The Purge..

Aman yarabbim bu aralar tüm postlara aynı cümleyle başlıyorum sanırım ancak ne yapayım, şaka gibi ancak durum harbiden de öyle.
Zira Purge de öyle her yerde değil ama sıkı filmcilerden adını duyduğum ve not aldığım bir filmdi. Ethan Hawke'ın Before .... üçlemesi dışındaki yegane iyi filmi olarak da geçer.
Ve bence Purge, oyunculuğu, çekimi, kurgu ve diğer her bir filmlere dair detayı bir kenara itip sadece ama sadece konusu, daha doğrusu verdiği, işlediği 'yaşam fikri' için mutlaka ama mutlaka izlenmesi gereken bir film.

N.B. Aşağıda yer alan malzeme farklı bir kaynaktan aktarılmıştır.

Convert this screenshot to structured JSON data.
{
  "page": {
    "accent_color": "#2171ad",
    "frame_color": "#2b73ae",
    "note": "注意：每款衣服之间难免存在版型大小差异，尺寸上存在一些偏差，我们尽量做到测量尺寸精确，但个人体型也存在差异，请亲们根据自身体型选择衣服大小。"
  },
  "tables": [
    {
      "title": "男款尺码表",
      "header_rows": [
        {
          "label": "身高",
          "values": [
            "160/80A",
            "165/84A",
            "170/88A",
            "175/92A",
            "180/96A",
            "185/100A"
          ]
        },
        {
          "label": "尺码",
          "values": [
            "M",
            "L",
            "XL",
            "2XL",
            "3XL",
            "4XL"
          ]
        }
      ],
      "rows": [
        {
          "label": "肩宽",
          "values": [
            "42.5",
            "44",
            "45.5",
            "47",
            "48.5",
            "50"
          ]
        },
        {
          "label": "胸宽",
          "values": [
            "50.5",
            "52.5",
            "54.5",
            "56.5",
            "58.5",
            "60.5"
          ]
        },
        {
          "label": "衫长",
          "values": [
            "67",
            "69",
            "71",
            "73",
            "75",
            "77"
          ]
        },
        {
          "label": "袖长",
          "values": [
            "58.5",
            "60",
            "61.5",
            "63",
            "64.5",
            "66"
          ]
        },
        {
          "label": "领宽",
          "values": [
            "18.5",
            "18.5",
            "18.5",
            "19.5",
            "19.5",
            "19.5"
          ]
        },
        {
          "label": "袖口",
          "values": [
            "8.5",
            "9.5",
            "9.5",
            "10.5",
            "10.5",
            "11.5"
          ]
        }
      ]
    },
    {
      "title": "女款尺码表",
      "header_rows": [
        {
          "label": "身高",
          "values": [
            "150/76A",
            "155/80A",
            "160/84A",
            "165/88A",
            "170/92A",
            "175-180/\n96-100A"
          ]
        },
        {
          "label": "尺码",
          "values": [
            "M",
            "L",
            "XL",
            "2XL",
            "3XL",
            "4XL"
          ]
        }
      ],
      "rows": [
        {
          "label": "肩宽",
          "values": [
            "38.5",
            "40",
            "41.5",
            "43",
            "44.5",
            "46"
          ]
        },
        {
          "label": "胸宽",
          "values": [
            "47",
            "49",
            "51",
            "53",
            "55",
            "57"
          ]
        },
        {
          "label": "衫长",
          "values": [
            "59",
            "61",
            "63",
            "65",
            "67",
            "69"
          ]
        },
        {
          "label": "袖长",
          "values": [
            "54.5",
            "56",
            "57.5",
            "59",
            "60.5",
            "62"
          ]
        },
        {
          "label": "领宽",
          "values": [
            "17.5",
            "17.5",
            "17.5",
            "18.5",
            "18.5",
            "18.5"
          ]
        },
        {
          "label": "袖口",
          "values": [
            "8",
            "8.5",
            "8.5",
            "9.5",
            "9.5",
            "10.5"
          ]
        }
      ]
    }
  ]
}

Zira film zaten çok kısa sürüyor ve 12 saatlik bir zaman dilimini kapsıyor. Ancak başlıyor ve size o diyemediğim fikrini söyleyip sizi mök gibi bırakıyor! Size de film öööle ekranda akarken, sonuna dek "aman Yarabbim ne diyor bunlar, olabilir mi, mümkün mü" diye düşünmek kalıyor. Hatta en fenası, en azından benim için 'lan yoksa bir çözüm olabilir mi ki acep!" diye bilem düşündürtüyor. Ki belki de en fenası, acısı bu. Hayır film bitince de möklük devam ediyor ve siz, günlerce daha düşünüp durabiliyorsunuz. Zira benim kafamda kendine bir çekmece edindi ve o günden beri orada yaşıyor! inception mı ne len bu!?
Yani efendim, tüm planları iptal ediyor ve acilennnn izliyorsunuz...
Ben bunu öyle geç izlemişim ki meğer filmin devamı bile çekilmiş, ancak tamamen farklı kadroyla.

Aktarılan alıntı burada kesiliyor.